理由その3:純粋に好き
塾の先生という職業は、世の職業の中でかなり面白い仕事なんじゃないかなって思っています。それを、どうやって楽しむのか? 十人十色です。勝手に3パターンに分けてみましょうか。
1つめ 塾とは我が野心体現の場なり。
塾で働き始めた初日ですが、それは採用面接の日でした。
奥の部屋で面接とお試し授業をやっているうちに、隣の事務室で電話が鳴ってなにやら不穏な空気。その日担当の先生が体調不良で、「今日の数学を君にお願いしたいんだよ。」ってことに。
その日の授業の様子は30年経っても、鮮明に思い出します。ああ、このために生まれてきたんだなって。勘所がある先生は、初日から生徒を掌握する。操るというと言葉がきついですが、生徒は先生の術で動かされて合格したいと通っているので、塾ではごく普通のことです。
そうやって、初日から生徒を掌握するような先生は、自分の塾を立ち上げることになることが多いようです。私はソコマデではなかったような、気がします…(;^_^A
生徒を動かせるなら、周囲の先生を動かし、保護者を動かせる。元手がほとんどなくて始められる塾は、人間を動かせるなら、あとは物件を借りるだけ、特段の工夫も要りません。
何を目的に始めるかはそれぞれですが、塾を野心体現の場として、自分で教室を立ち上げるのをたくさん見てきました。
2つめ! 人間が大好き!
大学生のころから付き合っていたあの子には、結局ふられました。いくら誘っても、塾仲間の男子と遊びに行っちゃうから。最後は、男子を好む人間と思われた節もあり、、。
私が一番好きだったのは、たしかに、若いころの先生仲間です。なーんもできない奴らをトコトン伸ばして学年上位にしたり、全部屋を生徒で溢れさせたり。毎日が事件と笑い話のるつぼ。
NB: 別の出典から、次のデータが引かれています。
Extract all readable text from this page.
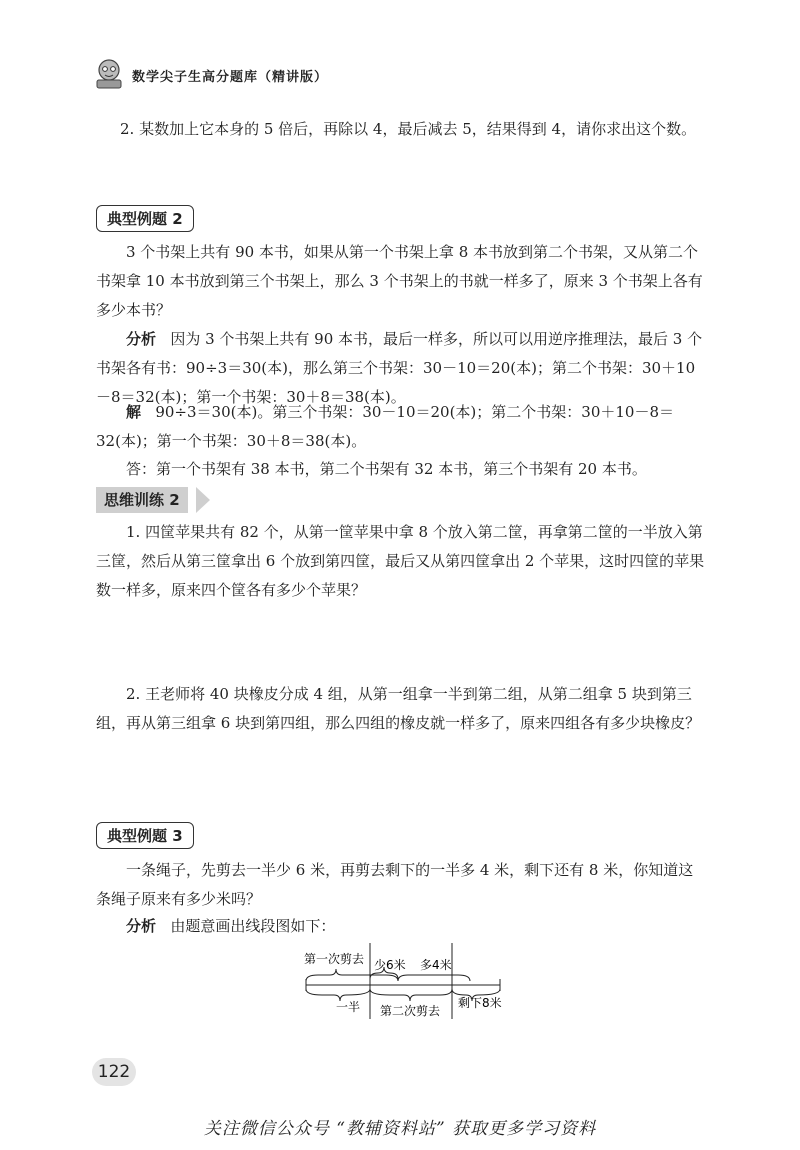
数学尖子生高分题库（精讲版）
2. 某数加上它本身的 5 倍后，再除以 4，最后减去 5，结果得到 4，请你求出这个数。
典型例题 2
3 个书架上共有 90 本书，如果从第一个书架上拿 8 本书放到第二个书架，又从第二个书架拿 10 本书放到第三个书架上，那么 3 个书架上的书就一样多了，原来 3 个书架上各有多少本书？
分析 因为 3 个书架上共有 90 本书，最后一样多，所以可以用逆序推理法，最后 3 个书架各有书：90÷3＝30(本)，那么第三个书架：30－10＝20(本)；第二个书架：30＋10－8＝32(本)；第一个书架：30＋8＝38(本)。
解 90÷3＝30(本)。第三个书架：30－10＝20(本)；第二个书架：30＋10－8＝32(本)；第一个书架：30＋8＝38(本)。
答：第一个书架有 38 本书，第二个书架有 32 本书，第三个书架有 20 本书。
思维训练 2
1. 四筐苹果共有 82 个，从第一筐苹果中拿 8 个放入第二筐，再拿第二筐的一半放入第三筐，然后从第三筐拿出 6 个放到第四筐，最后又从第四筐拿出 2 个苹果，这时四筐的苹果数一样多，原来四个筐各有多少个苹果？
2. 王老师将 40 块橡皮分成 4 组，从第一组拿一半到第二组，从第二组拿 5 块到第三组，再从第三组拿 6 块到第四组，那么四组的橡皮就一样多了，原来四组各有多少块橡皮？
典型例题 3
一条绳子，先剪去一半少 6 米，再剪去剩下的一半多 4 米，剩下还有 8 米，你知道这条绳子原来有多少米吗？
分析 由题意画出线段图如下：
第一次剪去 少6米 多4米
一半 第二次剪去
剩下8米
122
关注微信公众号 “教辅资料站” 获取更多学习资料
夜中じゅう歌いつくして海に飛び込む、授業談議が尽きずに喧嘩してから胴上げするなんて日もありました。
同じこと1つをみんなでやったら、だいたい喧嘩して、だいたい仲良くなる。そんな話はいっぱいありますよね。 世にそういう職場は多いと思いますが、塾はその代表だ。喧嘩の種になるのは常に生徒のことで、目的は成績の向上か合格で、最適解なんてあるわけないから、朝まで先生同士で言い合いしてる。
「いいから帰って寝ろ」と尻を蹴っ飛ばしたいところですが、なんだこの、人間に対して激烈に熱くて、愛おしい場所は。そうやって、生徒も保護者も、まわりの先生も、みんな好きになっちゃう。どこまでも人間が好き、ビジネスも給料もかんけえねぇ。人間が好きってだけで進み続けて、気つけばうん十年、塾ではたらいてる、って人をたくさん知ってます。
3つめ! 純粋に教えることが好き。
30年間ほぼ毎年、ほぼ同じことを教え続けてきました。指導法の進化・成長は多少ありますが、30年経っても学習の基礎に変化はまったくありませんから、教えることもだいたい同じです
でも、なんでなんだろう。まったく飽きない。「おんなじことをして、飽きないのを商いと呼ぶ」のはその通りで、毎年おんなじことをするのだから、原価は上がらない。人間の稼働時間という費用はかかるのだけれど、準備という原価は経験年数とともに確実に下がっていく。
飽きなくて、つまり楽しい、しかも原価率が下がれば商いもうまくいく。これ以上に面白くて楽しい仕事はやっぱりないんじゃないかと思います。
さらに面白いのが教材制作。以前は何時間もかけて教え込んでいたものが、たった1枚のプリントを作ったことで、30分で教え鍛えることができる、なんてことがある。生徒の前で教えてみたが、「なんかうまくいかないな」が、教材作成につながって、翌日には「うまくいかない」が完全に解消したりもする。当然、時間の側面から原価は下がり、その教材はたいてい他の先生も使えるから商いもさらにうまくいく。
演じて、もの(教材)を作って、それが成果を高めて、さらに演じる力を高めて自分を楽しませてくれる。さらに、その教材が他の先生の能力も引き出して、成果が掛け算されていく。一人で、そのすべてのチェーンを回し続けることができる。そんな仕事は他にはないと思うのですが、どうでしょう?
身近な経験をもとに、3つ書いてみましたが、わたしゃ完全に3つめの「教えるのが好き」派です。いろんな役職、また先生としても紆余曲折を経てきましたが、30年間教える工夫を考えなかった日は、たぶん1日もないです。